Agir pour la démocratie directe et l’Institut néo-socratique vous invitent à leur prochaine conférence qui se tiendra le lundi 16 mars à 19 heures précises, à l’association « Dialogue Franco-Russe » 120, Champs-Élysées 75008 Paris. Au programme, Culture et politique culturelle de la Russie, par Ivan Blot.
Le Club international de Valdaï, qui invite chaque année le président Poutine à sa session plénière, a édité en 2013 une brochure intitulée « L’Identité nationale et l’avenir de la Russie. »

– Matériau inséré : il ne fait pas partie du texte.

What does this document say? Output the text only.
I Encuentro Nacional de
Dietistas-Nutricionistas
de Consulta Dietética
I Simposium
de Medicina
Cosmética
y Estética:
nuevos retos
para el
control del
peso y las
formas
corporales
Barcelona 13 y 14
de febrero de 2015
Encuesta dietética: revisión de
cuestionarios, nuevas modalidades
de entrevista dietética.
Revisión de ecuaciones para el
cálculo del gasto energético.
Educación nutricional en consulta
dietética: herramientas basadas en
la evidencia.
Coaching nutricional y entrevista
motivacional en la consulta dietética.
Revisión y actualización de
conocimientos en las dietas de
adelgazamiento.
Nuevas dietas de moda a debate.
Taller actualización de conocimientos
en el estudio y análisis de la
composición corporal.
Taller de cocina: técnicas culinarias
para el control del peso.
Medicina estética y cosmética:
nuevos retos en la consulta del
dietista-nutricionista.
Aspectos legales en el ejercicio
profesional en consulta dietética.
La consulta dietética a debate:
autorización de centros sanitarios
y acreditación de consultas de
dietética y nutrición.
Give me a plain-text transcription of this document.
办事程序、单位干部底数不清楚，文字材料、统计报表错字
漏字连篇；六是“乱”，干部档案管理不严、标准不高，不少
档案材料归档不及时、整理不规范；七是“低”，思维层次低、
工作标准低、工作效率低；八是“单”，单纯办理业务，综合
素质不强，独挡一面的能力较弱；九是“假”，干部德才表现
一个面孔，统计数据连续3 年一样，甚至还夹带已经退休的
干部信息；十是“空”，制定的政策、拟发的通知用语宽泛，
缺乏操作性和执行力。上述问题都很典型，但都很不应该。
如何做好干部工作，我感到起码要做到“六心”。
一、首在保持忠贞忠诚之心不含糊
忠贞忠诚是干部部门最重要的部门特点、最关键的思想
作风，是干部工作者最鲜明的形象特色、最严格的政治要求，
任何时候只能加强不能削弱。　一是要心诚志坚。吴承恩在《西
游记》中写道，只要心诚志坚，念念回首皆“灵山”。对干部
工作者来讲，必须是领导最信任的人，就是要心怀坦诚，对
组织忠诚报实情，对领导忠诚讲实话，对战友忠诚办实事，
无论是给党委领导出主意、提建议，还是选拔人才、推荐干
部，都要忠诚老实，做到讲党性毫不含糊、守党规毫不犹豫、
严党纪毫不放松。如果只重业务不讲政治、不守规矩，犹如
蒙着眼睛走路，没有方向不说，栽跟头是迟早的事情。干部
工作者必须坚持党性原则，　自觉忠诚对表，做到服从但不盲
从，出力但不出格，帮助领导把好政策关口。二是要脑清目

Les rapporteurs ont défini l’identité russe comme essentiellement culturelle. Les ethnies en Russie sont diverses, les Russes représentant à eux seuls 80 à 85% du total. Mais toutes les ethnies doivent cultiver la culture russe et parler russe à côté de leur culture locale. Pour le club de Valdaï, l’identité nationale a deux utilités : renforcer la cohésion sociale et faciliter le développement individuel (le capital humain). En effet, un citoyen qui connait l’histoire russe, la culture russe et parle bien la langue russe représente pour lui-même et pour la société un « capital humain » plus élevé. Le patriotisme qui fait qu’on est capable de se sacrifier en défendant la patrie est un capital humain en soi, de type militaire. Donc, on n’oppose pas l’individu à la nation : les deux se renforcent réciproquement. Cette analyse gagnerait à être connue en France où le patriotisme et la connaissance des racines de l’histoire nationale sont négligés.
Pour le Club de Valdaï, il faut que l’identité nationale s’incarne dans un panthéon de héros, comme c’était le cas en France sous la IIIe république. Ce panthéon doit être enseigné à l’école et rappelé sur les médias. On pense que la mémoire des héros est plus motivante que le rappel de principes juridiques abstraits comme la laïcité, les droits de l’homme, la république ou la constitution. On ne meurt pas pour la sécurité sociale ou la laïcité. On peut mourir pour défendre sa famille, sa patrie ou sa religion.
D’après les sondages cités dans la brochure de Valdaï, plus de 80% des Russes se déclarent patriotes. Être russes signifie être citoyen de la Russie, partager la culture russe et parler la langue russe. La religion est aussi un élément d’identification mais fait moins l’unanimité. 43% se disent fiers d’être orthodoxes : cela dit, 77% de Russes s’identifient comme orthodoxes, 6% musulmans, 5% déistes et 6% athées, 2% sont catholiques ou protestants et 2% ne « savent pas ». L’identification nationale ne repose pas sur une idéologie politique. 23% seulement trouvent que leur identité politique partisane est importante.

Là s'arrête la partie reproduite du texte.